PROGRAMME ANTI-ÉMIGRATION
Donner des opportunités locales aux candidats
Le meilleur programme anti-émigration irrégulière serait de « donner aux candidats à l’émigration irrégulière de véritables opportunités socio-économiques afin de pouvoir avoir une vie épanouie au Sénégal, selon Mamadou Dimé, spécialiste des questions de migrations. Il est aussi utile d’agir sur les imaginaires à travers la déconstruction d’imaginaires et de représentations autour de l’émigration, de l’obsession de la réussite matérielle à tout prix et des pressions énormes pesant sur les jeunes. Il indexe « cette injonction permanente que les familles et les communautés font aux jeunes de réussir quoi qu’il en coûte ». « Un des antidotes est surtout de donner aux candidats des raisons de croire en leur pays, de mettre à leur disposition de réelles et performantes opportunités d’autoréalisation au Sénégal ».

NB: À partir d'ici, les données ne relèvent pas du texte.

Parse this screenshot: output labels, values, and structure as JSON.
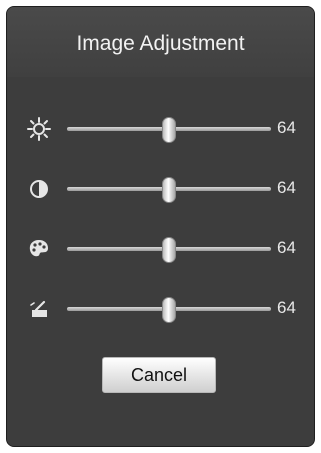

Cela passe par de meilleures politiques éducatives, des politiques d’emploi capables d’enrayer le chômage massif auxquels ils sont exposés.
Allant plus loin, la présidente de Asmi/Thiès pense qu’en investissant dans l’éducation, la formation, l’entreprenariat et surtout l’accompagnement des femmes et des jeunes et en développant les compétences, cela pourrait être une contribution à renforcer l’économie locale et à créer des opportunités pour les jeunes. Donc cela va réduire considérablement le taux de départ. La solution, c’est aussi « les former ici et faciliter la migration pour répondre à la demande de main-d’œuvre des autres pays, bref une migration organisée », a-t-il ajouté.
Moustapha Fall, président de l’Association nationale des partenaires migrants, informe, de son côté, qu’ils n’ont jamais pu bénéficier de programme ou fonds de lutte contre l’émigration irrégulière. Il appelle à plus d’implication des migrants en amont et à descendre sur le terrain faire des enquêtes d’identification.
MULTIPLICATION DE MESSAGES D’APPEL À L’ÉMIGRATION
Comment les réseaux sociaux ont plombé la com des organismes anti-migratoires
Les programmes et/ou fonds se sont focalisés sur les aspects financiers et discursifs. « Ils essaient de nous faire peur pour qu’on arrête d’y aller », explique Sokhna Ly, ancienne candidate à l’émigration irrégulière. L’activité de sensibilisation qu’elle a eu à suivre dans son quartier à Rufisque ne lui a pas pour autant fait abandonner son rêve de partir. Elle estime que le discours était peu tendre alors que des solutions ne sont pas proposées. « Dénigrer l’émigration clandestine n’est pas un bon discours. Ils ne peuvent pas nous dire que l’Europe est en crise alors que tous les jours, sur les réseaux sociaux, ceux qui arrivent font des appels, manifestant qu’ils sont bien traités », avance la jeune mère de 30 ans.
Comme Sokhna Ly, Mansour Paye n’est pas convaincu par le discours des Ong et des organismes luttant contre le phénomène. « Sur Tik Tok, je vois tous les jours des vidéos de migrants sénégalais qui gagnent bien leur vie », confie-t-il. Ceci lui fait miroiter encore plus l’Europe comme un Eldorado.
En effet, sur le réseau chinois, des migrants sénégalais, arrivés à bon port, partagent les images de leur voyage et de leur intégration dans des centres d’accueil.
À propos du discours véhiculé, Ndeye Absa Ndoye, présidente de l’Asmi/Thiès, informe que leur slogan était « Suma Xamone Duma Dem » (si je savais, je ne serais pas parti). Il vise à sensibiliser sur les dangers et les risques de la migration irrégulière à travers l’activité Street Art Together, le théâtre, la musique (Suma Xamone Duma Dem) et le témoignage des migrants de retour, a-t-elle expliqué.